There are not well-established criteria for guiding panels to make the determination of whether research should be done. Nonetheless, the criteria in Table Table44 must be met for a recommendation for use of interventions in the context of research to be sensible [63,64]. The research recommendations should be detailed regarding the specific research questions that should be addressed, particularly which patient-important outcomes should be measured, and other relevant aspects of what research is needed . Because the target audience for most guidelines is clinicians, the recommendations for research may seem misplaced and distracting among the recommendations related to practice. If this is the case, research recommendations could be placed in an appendix or special sections in the guideline directed at researchers and research funding agencies. A similar format decision should affect the design of executive summaries.

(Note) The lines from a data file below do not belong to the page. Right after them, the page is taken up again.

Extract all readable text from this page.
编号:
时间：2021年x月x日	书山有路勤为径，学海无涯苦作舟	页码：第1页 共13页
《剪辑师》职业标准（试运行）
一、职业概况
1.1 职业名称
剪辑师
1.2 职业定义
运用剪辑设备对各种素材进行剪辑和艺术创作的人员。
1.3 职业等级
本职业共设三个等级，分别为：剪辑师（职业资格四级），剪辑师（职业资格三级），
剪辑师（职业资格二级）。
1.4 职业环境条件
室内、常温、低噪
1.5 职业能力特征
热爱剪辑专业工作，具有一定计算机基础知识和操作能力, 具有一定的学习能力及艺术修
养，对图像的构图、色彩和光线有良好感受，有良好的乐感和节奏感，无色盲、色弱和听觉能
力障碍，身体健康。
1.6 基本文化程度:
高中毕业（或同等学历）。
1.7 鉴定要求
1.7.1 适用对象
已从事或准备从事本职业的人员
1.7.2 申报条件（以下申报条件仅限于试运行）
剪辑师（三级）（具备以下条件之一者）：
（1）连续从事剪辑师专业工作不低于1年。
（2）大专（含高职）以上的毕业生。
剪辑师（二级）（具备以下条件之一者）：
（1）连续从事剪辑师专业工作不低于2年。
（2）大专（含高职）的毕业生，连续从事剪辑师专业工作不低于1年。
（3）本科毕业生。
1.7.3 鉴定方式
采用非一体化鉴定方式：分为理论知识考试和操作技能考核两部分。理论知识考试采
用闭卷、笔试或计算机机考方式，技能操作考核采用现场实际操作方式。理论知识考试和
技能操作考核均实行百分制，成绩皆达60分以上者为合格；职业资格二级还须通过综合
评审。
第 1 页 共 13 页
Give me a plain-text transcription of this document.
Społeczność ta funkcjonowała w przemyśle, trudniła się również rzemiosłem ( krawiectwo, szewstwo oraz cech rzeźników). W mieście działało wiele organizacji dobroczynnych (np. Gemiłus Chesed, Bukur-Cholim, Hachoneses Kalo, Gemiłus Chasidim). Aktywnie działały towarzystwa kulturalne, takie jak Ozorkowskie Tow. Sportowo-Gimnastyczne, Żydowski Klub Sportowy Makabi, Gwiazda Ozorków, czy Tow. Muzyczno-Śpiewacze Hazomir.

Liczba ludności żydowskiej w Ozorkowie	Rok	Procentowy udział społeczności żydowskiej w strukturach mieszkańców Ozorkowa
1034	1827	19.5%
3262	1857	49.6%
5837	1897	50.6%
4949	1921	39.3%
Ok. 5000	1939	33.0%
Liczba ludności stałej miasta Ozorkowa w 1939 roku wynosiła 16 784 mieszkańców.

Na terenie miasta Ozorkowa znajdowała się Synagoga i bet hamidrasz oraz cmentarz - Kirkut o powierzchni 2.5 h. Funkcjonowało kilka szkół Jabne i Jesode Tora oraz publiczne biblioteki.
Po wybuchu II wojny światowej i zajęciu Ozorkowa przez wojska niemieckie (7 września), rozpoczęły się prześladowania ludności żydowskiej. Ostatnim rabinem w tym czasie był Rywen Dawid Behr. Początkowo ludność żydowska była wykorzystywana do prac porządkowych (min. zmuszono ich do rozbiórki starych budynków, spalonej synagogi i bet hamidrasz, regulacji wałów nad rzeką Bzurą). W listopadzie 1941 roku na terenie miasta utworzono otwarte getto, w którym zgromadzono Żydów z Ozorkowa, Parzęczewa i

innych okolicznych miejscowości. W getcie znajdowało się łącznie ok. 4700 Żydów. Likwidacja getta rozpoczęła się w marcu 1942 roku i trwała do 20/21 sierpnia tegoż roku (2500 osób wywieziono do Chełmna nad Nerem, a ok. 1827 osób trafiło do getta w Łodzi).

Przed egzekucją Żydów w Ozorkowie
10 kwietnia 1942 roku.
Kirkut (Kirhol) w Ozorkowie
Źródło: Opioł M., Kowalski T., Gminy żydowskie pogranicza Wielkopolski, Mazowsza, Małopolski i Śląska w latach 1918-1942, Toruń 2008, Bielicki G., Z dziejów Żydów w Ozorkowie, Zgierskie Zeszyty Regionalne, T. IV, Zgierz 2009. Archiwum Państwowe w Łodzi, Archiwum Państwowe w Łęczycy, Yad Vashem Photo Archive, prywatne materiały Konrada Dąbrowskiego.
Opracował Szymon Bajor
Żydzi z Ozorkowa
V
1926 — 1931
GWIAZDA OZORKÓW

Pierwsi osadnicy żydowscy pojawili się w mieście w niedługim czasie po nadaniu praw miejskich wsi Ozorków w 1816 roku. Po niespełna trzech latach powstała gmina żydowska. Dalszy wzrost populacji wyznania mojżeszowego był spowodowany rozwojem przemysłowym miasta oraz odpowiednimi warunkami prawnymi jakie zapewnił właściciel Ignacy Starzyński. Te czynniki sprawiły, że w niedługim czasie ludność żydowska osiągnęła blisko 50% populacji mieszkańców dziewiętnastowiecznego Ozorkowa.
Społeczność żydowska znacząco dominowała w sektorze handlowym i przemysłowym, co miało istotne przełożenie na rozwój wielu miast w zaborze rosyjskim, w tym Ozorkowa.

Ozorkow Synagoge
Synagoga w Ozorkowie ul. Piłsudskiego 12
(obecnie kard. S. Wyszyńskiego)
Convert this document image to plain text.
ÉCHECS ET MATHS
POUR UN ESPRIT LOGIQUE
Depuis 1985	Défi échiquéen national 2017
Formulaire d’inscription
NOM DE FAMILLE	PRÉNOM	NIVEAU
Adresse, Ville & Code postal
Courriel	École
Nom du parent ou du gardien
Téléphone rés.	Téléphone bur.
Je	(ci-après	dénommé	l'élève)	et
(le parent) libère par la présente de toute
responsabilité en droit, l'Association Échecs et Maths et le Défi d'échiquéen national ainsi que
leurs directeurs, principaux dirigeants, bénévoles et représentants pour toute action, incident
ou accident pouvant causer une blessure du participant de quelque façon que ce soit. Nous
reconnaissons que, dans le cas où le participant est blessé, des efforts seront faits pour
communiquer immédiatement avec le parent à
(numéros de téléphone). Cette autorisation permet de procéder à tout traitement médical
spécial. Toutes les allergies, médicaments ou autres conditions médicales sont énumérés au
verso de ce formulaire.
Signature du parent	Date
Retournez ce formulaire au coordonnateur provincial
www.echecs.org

In this paper, we have discussed the issues of identifying and synthesizing evidence: deciding what type of evidence and outcomes to include in guidelines; integrating values into a guideline; incorporating economic considerations; synthesis, grading, and presentation of evidence; and moving from evidence to recommendations. In the third and final paper in the series, we will discuss the issues of: reviewing, reporting, and publishing guidelines; updating guidelines; and the two emerging issues of enhancing guideline implementability and how guidelines approach dealing with patients with co-morbid conditions.
MPE is Editor in Chief of Implementation Science; Jeremy Grimshaw is an Editorial Board member. All decisions on this paper were made by another editor. The authors have all been involved in guideline development for a range of different organizations. Holger Schunemann is, and Martin Eccles has been, a member of the GRADE Group.
All authors contributed to the writing of this article and approved the final draft.
This paper was originally written as part of a commissioned report to inform IOM (Institute of Medicine) 2011. Clinical Practice Guidelines We Can Trust. Washington, DC: The National Academies Press. JMG holds a Canada Research Chair in Health Knowledge Transfer and Uptake.